WHILE TRYING to describe composer/saxophonist John Zorn's music to someone on the bus, it occurred to me that ordinary life is getting more avant-garde than music can ever be. The first blast of Zorn's Naked City band might have sounded like a scary, possible future, but his trademark wild, violent clash of different genres and cultures is sounding more and more like the present - or vice versa.

Zorn acknowledged his role as grand old angry young man when he explained that last night's performance was an acoustic one, and apologised to those who expected him "to come out and scream".

Billed as "Modern Chamber Music", the programme comprised six longish pieces, that in some respects defy criticism - Zorn's chamber music is a critique of 20th-century modernism, cycling and cutting between sounds and styles that could have included Stockhausen, Ligeti, Cagel, Tatum, Stalling and flavours of vernacular music, but who knows what I missed.

The first of three string quartet pieces Memento Mori was the longest example of Zorn's painstaking eclecticism. Kolnitre, by extreme contrast, gave us the unfamiliar sound of Zorn exploring one idea, a slow-moving lament with drone accompaniment that left the audience demanding more. The encore was a powerful version of Cat-o'-nine-tails, the string quartet piece made familiar by Kronos.

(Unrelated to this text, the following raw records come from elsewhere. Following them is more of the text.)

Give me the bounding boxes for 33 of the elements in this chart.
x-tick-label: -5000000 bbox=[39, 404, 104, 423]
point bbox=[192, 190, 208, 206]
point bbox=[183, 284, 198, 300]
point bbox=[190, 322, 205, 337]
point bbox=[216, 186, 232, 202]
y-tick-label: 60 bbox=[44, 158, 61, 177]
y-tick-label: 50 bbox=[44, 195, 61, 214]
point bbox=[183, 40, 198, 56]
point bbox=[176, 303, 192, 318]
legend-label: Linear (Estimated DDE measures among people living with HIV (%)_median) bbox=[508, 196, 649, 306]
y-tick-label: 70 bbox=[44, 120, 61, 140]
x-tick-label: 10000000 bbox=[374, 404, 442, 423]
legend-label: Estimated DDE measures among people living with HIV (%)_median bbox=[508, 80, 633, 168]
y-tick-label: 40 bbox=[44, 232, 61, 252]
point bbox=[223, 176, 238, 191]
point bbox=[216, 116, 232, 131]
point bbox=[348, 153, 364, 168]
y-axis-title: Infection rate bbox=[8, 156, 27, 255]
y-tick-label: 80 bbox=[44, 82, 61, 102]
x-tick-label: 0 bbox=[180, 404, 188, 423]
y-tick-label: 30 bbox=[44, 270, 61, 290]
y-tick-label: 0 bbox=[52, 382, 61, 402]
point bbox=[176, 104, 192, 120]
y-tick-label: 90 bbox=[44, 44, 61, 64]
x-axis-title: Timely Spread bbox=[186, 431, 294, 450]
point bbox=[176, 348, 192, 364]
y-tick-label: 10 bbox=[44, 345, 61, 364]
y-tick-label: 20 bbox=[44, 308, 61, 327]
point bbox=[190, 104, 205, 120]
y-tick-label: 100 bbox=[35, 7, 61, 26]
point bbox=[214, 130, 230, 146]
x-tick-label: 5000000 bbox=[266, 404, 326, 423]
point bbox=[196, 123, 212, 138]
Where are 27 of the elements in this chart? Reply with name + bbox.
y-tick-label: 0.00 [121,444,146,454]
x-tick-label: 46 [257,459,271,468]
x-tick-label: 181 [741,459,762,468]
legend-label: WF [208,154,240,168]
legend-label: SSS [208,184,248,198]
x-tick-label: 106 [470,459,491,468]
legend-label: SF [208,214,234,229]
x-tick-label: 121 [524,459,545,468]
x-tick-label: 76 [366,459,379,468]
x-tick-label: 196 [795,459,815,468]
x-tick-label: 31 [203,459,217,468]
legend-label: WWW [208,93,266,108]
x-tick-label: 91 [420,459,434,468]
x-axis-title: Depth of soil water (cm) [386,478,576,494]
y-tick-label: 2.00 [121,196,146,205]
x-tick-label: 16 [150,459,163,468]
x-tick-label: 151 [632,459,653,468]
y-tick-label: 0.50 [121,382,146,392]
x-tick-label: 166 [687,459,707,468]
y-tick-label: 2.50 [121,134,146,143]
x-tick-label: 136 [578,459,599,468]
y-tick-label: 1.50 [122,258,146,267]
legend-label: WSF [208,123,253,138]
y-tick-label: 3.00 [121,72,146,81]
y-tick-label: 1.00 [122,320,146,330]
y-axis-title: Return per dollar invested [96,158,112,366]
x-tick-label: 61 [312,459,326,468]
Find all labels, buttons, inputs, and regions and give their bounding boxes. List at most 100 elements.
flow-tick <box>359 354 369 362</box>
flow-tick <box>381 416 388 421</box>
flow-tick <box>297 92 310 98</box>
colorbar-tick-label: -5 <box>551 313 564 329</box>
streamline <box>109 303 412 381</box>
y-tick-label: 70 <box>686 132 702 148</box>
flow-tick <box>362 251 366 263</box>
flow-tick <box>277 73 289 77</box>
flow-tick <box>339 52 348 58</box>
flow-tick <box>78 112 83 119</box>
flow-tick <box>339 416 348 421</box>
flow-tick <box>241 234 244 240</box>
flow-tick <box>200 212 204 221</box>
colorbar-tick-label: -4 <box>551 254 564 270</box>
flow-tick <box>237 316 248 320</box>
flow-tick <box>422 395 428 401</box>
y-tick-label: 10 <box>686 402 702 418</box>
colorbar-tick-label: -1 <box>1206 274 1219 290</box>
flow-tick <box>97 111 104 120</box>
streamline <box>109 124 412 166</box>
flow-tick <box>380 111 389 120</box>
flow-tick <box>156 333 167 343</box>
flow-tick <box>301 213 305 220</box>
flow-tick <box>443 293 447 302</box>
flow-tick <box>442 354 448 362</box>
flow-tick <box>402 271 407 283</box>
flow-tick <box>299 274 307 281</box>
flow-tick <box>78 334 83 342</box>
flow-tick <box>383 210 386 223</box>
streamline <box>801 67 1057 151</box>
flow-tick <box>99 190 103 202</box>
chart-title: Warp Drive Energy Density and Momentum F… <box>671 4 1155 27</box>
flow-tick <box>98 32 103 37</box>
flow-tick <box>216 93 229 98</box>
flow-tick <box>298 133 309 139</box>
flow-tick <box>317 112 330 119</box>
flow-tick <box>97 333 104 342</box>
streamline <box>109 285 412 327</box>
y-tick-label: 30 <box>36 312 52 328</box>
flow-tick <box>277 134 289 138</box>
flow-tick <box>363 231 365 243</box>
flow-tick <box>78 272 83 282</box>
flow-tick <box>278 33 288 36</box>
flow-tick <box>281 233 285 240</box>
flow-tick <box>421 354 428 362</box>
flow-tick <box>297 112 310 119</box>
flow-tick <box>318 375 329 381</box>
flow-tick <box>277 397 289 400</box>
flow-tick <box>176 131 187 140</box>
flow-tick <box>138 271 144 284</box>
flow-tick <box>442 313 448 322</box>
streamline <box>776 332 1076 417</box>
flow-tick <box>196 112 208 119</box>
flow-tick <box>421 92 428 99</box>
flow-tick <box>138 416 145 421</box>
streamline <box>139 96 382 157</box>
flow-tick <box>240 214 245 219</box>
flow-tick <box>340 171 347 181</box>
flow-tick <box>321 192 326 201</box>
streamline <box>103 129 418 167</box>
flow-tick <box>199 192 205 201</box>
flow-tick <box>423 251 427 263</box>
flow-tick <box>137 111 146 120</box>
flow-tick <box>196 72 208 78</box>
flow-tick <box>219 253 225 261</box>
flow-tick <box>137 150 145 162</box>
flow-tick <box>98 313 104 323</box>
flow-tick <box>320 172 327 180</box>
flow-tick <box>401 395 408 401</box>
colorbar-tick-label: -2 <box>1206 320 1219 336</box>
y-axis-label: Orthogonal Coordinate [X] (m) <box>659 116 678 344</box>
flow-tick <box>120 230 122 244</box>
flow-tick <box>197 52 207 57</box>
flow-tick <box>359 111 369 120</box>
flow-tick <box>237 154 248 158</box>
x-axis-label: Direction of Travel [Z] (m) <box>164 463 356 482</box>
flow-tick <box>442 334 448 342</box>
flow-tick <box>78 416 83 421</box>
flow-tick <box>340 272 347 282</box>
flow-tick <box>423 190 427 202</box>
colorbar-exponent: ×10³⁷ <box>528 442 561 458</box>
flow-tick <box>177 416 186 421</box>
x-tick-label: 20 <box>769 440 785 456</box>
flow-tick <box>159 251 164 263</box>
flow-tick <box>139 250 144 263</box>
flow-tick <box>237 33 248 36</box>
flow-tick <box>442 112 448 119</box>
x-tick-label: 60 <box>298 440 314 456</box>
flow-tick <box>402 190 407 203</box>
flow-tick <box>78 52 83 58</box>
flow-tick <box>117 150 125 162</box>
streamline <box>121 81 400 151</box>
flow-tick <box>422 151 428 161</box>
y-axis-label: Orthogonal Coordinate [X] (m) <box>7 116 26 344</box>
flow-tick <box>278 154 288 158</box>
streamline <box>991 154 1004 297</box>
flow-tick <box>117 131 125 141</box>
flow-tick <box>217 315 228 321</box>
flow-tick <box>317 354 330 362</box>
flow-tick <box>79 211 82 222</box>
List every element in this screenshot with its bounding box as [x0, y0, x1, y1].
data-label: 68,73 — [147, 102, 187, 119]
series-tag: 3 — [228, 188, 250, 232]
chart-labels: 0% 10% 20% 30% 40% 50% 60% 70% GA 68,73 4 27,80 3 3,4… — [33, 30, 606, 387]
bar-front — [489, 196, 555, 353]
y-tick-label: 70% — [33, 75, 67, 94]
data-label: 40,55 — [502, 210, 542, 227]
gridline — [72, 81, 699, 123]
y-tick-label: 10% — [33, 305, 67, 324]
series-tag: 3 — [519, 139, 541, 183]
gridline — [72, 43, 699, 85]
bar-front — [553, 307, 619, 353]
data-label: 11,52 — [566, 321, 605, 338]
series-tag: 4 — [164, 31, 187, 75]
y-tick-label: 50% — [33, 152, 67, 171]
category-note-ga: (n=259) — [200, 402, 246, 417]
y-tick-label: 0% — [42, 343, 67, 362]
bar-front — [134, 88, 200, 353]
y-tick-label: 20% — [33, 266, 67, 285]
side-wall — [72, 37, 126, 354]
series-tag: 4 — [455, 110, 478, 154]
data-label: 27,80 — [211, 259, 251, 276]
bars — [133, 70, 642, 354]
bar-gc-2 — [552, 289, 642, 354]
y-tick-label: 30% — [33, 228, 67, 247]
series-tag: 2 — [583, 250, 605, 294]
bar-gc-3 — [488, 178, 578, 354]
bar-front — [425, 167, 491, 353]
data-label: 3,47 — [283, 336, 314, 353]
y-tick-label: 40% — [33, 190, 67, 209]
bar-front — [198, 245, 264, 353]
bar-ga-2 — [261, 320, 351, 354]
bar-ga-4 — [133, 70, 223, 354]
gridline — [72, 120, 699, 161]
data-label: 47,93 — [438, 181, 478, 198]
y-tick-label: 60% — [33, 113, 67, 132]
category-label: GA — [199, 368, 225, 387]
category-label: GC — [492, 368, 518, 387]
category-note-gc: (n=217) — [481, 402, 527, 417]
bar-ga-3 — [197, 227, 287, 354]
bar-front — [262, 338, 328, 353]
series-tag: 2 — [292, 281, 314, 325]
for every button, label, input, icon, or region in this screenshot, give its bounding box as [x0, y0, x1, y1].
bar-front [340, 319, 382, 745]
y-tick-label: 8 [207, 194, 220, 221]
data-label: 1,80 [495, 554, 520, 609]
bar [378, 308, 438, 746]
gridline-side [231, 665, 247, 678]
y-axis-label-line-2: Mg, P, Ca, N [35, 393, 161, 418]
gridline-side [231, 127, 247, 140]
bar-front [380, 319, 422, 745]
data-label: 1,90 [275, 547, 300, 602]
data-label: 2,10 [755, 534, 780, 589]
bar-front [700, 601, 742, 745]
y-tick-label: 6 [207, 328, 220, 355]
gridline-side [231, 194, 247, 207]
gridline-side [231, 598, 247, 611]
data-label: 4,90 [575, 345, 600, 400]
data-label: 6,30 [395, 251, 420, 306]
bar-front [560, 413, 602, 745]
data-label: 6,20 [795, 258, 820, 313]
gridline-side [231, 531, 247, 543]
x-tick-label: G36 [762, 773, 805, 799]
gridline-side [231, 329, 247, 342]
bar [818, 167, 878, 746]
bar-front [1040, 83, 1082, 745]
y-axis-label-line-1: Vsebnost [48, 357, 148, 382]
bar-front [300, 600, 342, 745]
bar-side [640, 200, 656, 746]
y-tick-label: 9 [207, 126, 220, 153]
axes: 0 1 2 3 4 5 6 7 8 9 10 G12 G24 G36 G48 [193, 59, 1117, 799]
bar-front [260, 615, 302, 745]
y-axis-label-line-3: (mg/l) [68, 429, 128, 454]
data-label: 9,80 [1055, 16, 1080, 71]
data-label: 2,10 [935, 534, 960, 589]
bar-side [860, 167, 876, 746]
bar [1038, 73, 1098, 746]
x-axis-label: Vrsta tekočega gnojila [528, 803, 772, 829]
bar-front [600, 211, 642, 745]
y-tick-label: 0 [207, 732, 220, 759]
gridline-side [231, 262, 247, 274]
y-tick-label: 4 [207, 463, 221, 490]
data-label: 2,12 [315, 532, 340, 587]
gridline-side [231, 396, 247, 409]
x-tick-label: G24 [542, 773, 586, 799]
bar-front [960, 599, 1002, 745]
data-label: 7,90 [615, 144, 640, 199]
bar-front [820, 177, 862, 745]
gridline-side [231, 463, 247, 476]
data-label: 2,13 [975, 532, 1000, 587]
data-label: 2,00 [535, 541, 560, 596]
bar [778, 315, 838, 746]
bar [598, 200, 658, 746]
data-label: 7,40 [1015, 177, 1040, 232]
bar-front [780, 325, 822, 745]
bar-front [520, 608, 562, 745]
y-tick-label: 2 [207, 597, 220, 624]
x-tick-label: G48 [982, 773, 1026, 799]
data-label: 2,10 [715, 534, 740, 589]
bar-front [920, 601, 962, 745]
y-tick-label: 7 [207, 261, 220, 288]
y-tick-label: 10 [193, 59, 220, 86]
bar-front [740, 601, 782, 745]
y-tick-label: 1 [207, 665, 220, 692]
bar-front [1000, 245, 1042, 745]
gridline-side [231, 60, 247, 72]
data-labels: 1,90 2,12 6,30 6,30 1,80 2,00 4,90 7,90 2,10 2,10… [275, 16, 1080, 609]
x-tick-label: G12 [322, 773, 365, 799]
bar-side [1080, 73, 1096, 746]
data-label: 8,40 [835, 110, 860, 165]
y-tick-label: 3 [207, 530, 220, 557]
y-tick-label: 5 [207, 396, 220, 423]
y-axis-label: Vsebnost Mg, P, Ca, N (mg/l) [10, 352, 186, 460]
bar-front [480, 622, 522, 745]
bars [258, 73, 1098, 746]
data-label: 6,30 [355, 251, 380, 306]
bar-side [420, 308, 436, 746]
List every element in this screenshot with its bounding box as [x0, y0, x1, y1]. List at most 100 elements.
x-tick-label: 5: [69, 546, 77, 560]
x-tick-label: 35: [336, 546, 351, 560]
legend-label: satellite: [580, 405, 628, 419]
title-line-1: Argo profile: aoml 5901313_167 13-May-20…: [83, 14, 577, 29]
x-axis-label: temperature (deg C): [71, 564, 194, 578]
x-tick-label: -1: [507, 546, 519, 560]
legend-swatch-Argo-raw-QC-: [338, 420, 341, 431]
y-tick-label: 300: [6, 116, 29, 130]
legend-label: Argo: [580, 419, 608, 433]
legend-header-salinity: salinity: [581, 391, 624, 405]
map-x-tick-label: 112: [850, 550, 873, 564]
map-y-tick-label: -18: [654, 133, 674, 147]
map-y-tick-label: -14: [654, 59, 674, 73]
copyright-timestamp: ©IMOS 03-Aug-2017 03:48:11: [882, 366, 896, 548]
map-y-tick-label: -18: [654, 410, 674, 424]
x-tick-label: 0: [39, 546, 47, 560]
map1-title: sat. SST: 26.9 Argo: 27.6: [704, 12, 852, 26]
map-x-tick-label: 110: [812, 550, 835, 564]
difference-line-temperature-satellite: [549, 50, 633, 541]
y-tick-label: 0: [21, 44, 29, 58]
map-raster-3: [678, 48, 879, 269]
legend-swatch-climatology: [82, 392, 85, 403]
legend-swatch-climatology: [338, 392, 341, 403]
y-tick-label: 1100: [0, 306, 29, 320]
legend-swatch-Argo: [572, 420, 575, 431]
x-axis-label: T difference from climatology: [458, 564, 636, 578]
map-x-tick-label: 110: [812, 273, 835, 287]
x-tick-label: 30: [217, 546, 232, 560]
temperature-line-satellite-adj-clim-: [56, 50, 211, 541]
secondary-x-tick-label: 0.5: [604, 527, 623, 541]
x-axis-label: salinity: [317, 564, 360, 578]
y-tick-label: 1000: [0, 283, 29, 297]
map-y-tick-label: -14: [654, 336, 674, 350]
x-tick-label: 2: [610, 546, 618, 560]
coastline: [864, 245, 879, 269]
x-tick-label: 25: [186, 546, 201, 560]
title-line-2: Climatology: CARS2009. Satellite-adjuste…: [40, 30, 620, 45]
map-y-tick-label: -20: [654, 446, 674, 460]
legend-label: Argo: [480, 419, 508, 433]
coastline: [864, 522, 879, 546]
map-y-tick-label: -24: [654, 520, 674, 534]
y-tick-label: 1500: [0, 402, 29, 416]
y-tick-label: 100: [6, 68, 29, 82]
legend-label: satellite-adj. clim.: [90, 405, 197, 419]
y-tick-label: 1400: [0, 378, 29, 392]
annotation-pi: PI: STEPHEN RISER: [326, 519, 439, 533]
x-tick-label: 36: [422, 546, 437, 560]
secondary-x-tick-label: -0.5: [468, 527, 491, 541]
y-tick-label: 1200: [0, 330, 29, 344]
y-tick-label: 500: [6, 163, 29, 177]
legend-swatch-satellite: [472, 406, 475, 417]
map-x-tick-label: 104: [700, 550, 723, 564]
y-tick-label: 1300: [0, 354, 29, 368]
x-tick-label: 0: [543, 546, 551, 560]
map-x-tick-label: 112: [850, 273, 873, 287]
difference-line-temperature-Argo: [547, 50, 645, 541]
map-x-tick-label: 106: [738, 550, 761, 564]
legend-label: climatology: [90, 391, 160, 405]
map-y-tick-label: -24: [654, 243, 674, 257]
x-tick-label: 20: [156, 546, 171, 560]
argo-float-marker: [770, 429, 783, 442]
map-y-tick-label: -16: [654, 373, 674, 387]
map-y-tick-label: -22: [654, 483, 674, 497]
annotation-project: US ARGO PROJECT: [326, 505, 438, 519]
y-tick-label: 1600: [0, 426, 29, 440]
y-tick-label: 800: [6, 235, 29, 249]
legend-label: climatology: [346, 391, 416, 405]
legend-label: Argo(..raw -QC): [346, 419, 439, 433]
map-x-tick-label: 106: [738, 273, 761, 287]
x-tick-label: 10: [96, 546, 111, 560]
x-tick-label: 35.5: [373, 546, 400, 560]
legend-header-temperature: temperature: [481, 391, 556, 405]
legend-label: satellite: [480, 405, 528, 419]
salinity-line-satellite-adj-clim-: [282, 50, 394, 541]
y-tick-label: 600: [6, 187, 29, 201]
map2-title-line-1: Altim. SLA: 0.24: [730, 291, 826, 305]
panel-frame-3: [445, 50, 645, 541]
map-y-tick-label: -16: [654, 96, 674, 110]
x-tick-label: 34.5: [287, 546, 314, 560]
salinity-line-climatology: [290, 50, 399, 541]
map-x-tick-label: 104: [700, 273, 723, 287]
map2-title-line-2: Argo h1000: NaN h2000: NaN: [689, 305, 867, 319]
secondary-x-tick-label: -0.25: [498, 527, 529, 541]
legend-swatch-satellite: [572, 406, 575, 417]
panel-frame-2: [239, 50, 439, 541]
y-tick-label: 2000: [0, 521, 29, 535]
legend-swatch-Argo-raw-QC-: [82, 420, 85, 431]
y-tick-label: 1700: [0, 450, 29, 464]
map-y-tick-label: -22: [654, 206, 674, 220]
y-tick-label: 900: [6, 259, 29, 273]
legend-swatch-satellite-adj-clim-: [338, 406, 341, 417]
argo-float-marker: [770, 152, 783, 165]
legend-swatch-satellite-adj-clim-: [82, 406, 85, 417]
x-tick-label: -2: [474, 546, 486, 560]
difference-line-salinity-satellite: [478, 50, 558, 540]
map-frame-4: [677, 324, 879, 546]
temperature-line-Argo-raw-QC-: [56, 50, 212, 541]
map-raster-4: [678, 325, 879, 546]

The other, non-quartet pieces were the slightly jokey and (I hope) ironically titled Music For Children and the UK premiere of Rugby, one of his famous "game" pieces from the 1980s. Now that the metaphors of games and play are high on the agenda for anyone creating interactive media, Zorn again looks so far ahead that he's on the way back. Coming through every bar of every piece of the programme was Zorn's intense love of great, virtuoso musicians and the noises they make. Maybe he feels music is too important to be left to composers.